Tapi dengan kata kata yang sesedikit itu, Bei Wang yang bermartabat sudah berhasil menjelaskan semuanya.
Setiap orang yang mendengar akan mengerti dengan arti dari kata kata singkat ini. Wajah Bei Zhao berubah menjadi muram.
"Wangye, anda harus pergi menuju Kekaisaran untuk memberi keadilan padaku. "Lirihnya dengan ekspresi sedih yang sangat nyata.
"Tenang saja, aku akan mengatakan ini pada Kakak Kekaisaran. " Ucap Bei Zhao sambil memegang tangannya seperti suami yang sangat pengertian.

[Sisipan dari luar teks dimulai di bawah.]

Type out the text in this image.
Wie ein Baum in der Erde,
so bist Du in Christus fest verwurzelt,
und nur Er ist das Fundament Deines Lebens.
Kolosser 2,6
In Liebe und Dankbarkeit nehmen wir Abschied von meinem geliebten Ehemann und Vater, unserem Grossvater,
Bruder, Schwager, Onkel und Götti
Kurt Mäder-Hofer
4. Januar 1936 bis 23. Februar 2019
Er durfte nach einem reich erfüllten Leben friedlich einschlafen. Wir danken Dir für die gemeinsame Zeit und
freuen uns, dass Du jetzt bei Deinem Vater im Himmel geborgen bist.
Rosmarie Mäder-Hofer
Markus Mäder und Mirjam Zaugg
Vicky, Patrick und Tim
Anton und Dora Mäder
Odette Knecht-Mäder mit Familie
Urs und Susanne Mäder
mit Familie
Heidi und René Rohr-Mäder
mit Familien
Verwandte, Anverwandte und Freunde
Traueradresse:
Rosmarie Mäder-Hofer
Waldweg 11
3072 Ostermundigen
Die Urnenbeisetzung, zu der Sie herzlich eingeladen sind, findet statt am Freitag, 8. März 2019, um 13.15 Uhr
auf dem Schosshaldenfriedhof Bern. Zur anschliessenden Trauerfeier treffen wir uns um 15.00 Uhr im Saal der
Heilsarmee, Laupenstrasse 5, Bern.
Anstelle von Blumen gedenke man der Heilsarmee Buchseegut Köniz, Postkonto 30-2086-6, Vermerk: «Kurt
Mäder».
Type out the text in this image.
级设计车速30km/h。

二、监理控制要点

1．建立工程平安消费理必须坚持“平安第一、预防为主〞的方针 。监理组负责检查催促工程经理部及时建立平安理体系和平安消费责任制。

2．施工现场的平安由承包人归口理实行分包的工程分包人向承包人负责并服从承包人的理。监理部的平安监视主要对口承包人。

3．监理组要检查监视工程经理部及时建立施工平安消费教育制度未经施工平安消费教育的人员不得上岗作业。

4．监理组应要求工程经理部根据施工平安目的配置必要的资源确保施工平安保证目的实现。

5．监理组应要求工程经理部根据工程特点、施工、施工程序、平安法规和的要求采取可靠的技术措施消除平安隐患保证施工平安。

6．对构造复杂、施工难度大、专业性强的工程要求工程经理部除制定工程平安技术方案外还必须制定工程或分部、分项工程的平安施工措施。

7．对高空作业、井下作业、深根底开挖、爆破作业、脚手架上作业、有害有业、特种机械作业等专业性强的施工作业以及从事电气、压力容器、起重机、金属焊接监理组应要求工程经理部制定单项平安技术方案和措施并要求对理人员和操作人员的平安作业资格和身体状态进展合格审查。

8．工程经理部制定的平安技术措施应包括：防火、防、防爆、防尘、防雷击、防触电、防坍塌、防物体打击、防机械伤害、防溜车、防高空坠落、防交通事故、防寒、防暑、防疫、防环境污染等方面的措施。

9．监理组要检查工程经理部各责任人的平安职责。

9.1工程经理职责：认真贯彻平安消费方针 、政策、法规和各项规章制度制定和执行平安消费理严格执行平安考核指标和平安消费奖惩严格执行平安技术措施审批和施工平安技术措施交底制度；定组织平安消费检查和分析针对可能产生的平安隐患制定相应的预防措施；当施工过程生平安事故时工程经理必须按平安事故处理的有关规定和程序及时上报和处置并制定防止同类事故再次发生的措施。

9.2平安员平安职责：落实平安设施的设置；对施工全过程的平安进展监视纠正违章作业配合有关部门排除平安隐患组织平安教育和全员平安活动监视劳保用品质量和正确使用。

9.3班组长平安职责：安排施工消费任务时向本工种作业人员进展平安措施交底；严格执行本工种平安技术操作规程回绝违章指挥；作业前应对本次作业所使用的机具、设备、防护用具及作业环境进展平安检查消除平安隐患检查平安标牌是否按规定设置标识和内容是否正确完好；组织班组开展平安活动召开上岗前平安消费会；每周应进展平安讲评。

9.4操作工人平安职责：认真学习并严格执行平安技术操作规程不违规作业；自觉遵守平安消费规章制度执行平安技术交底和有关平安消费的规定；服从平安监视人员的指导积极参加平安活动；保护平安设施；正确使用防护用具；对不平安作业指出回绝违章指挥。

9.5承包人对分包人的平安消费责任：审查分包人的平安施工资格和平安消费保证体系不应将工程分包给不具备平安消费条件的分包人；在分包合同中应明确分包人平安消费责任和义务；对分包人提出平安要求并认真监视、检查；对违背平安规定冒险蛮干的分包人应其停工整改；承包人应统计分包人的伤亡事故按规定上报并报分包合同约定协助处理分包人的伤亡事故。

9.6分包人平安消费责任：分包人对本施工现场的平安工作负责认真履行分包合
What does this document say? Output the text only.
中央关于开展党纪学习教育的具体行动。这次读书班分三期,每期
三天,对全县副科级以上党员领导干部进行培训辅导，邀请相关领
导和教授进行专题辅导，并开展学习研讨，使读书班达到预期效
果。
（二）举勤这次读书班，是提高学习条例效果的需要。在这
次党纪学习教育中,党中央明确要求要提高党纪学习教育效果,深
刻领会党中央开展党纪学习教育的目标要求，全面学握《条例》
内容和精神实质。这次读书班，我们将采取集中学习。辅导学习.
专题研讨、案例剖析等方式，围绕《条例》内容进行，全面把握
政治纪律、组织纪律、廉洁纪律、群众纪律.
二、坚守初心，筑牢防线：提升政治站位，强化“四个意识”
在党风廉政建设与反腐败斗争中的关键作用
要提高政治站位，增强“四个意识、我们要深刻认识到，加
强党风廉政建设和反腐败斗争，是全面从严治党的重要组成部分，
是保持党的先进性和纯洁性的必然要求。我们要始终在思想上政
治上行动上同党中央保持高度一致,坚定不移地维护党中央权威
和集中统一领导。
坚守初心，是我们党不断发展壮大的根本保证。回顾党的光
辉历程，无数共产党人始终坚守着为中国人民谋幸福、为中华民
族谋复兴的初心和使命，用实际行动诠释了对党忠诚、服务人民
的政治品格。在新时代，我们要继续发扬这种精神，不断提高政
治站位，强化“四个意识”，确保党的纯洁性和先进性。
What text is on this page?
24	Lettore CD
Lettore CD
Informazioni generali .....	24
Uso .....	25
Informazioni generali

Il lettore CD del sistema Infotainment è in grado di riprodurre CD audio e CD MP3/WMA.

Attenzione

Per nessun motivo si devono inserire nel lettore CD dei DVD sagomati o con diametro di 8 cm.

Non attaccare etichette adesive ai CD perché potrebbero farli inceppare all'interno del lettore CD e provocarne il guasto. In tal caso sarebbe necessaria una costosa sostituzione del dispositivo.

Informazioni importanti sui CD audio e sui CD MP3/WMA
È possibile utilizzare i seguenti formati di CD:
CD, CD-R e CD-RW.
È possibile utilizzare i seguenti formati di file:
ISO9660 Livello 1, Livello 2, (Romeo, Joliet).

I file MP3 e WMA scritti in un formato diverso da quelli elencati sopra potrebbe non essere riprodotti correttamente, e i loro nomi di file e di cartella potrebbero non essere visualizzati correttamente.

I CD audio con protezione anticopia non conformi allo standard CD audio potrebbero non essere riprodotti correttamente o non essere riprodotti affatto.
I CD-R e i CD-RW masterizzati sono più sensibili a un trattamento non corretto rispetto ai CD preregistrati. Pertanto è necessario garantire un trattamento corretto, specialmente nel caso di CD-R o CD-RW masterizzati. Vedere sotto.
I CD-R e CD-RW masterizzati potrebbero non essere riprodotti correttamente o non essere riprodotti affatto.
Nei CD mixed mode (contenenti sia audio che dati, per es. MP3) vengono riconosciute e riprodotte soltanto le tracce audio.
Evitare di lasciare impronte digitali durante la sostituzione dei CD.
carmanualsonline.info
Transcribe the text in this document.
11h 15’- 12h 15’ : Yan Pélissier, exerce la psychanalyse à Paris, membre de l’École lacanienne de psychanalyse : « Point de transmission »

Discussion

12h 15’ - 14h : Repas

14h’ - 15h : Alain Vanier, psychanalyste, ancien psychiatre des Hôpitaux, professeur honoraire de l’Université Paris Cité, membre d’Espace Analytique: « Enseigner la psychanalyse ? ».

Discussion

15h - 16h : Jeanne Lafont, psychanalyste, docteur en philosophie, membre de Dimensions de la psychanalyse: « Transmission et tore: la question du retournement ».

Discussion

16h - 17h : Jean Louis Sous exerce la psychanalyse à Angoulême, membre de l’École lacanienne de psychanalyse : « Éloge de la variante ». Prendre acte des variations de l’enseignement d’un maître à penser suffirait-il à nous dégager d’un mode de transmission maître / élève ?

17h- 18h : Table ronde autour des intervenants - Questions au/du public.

Dia mengumpat dalm hati ketika harus bermain peran semacam ini untuk waktu yang lama.
"Tabib Ling, aku harap kau ikut dengan ku untuk memberi kesaksian terhadap Bei Wangfei. " Ucap Bei Zhao.
Tabib Ling yang sudah tua hanya bisa menuruti permintaan Bei Wang yang berkuasa dan pergi ke Istana 'untuk memberi keadilan pada Bei Wangfei'
Setelah Bei Zhao keluar dia tersenyum mengejek dan duduk dalam keadaan sehat, dia hanya perlu beberapa waktu untuk menekan efek dari Daun Anshu.
"Hm, ini akan menjadi pertunjukan seru. Sayang sekali bahwa aku tidak bisa menonton nya. " Ucapnya dengan ekspresi cemberut.
Dia merasa kesepian, Song Yu dan A Xiang masih belum pulang. Keduanya hanya memberikan daftar nama secara rutin setiap 7 hari.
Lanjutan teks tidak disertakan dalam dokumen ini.